The standards of integrity and the penalties of dishonesty apply equally to

  • ideas, words, and speech
  • visual images, recordings, performances, and files
  • audio recordings, performances, and files
  • all electrochemical means of storage and communication
  • use of computing facilities and resources in violation of copyright laws

I will vigorously pursue prosecution of academic dishonesty to the very limit of sanctions allowed by the university, up to and including failure of the course and expulsion from the university.  I will just as vigorously work with students to prevent even unintended lapses of integrity.

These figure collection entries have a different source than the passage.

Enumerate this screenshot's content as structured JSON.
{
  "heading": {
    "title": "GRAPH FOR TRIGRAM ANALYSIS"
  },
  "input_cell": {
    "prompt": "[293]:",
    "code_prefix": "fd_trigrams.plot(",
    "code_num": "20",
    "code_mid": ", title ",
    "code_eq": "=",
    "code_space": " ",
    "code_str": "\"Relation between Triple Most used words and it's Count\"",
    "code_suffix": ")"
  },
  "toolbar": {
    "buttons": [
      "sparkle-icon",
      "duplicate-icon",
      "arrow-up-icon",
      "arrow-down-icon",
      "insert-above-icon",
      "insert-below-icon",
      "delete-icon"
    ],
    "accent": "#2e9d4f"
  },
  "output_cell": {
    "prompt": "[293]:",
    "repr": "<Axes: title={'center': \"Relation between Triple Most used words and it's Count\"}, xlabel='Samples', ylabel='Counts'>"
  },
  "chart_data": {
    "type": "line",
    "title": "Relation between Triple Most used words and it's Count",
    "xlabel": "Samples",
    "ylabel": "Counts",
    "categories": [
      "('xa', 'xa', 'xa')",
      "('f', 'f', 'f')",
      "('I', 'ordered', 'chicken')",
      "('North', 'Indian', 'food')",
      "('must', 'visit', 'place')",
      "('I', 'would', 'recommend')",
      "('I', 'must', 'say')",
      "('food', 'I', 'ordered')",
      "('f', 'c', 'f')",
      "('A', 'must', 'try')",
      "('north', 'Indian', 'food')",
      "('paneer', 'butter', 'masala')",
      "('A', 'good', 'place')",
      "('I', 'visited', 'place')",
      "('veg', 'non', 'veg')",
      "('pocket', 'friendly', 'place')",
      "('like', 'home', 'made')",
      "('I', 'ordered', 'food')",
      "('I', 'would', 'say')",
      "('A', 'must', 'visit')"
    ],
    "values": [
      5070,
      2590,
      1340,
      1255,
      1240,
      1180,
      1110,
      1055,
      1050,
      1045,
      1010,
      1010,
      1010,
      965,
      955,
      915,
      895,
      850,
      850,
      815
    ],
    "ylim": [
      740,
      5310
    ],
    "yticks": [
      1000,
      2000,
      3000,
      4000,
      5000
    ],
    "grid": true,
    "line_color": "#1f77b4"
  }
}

While student media producers retain copyright ownership of their respective work, enrollment in this course constitutes your permission to let the university, the department, the professor, their representatives, and successors, exhibit and distribute for promotional purposes those media projects submitted in fulfillment of course assignments.  Your enrollment further implies consent to be photographed in class or while working on class projects.  Without any effect on your grade, you may withhold or limit such permission by indicating your wish to do so in a note to your professor signed, witnessed, and dated, before the university’s last day to drop-add.

ACCESS, FACILITIES & EQUIPMENT

How might a disability affect my performance in this course? The college offers services to meet the accommodation needs of students with many types of disabilities. The Office for Students with Disabilities (OSD) provides services to students based upon documentation of a disability and a request for accommodations based on this disability. Please refer to Policy A008 (Reasonable Accommodations for Students with Disabilities).

How can I arrange to work after-hours in campus buildings? Online offerings of this course do not include access to campus facilities.

How do I arrange to borrow equipment for this weekend’s shoot?  Can I borrow equipment to shoot my cousin’s wedding? Equipment loan is not available to students enrolled in online offerings of this course.  Students are responsible for access to specified equipment.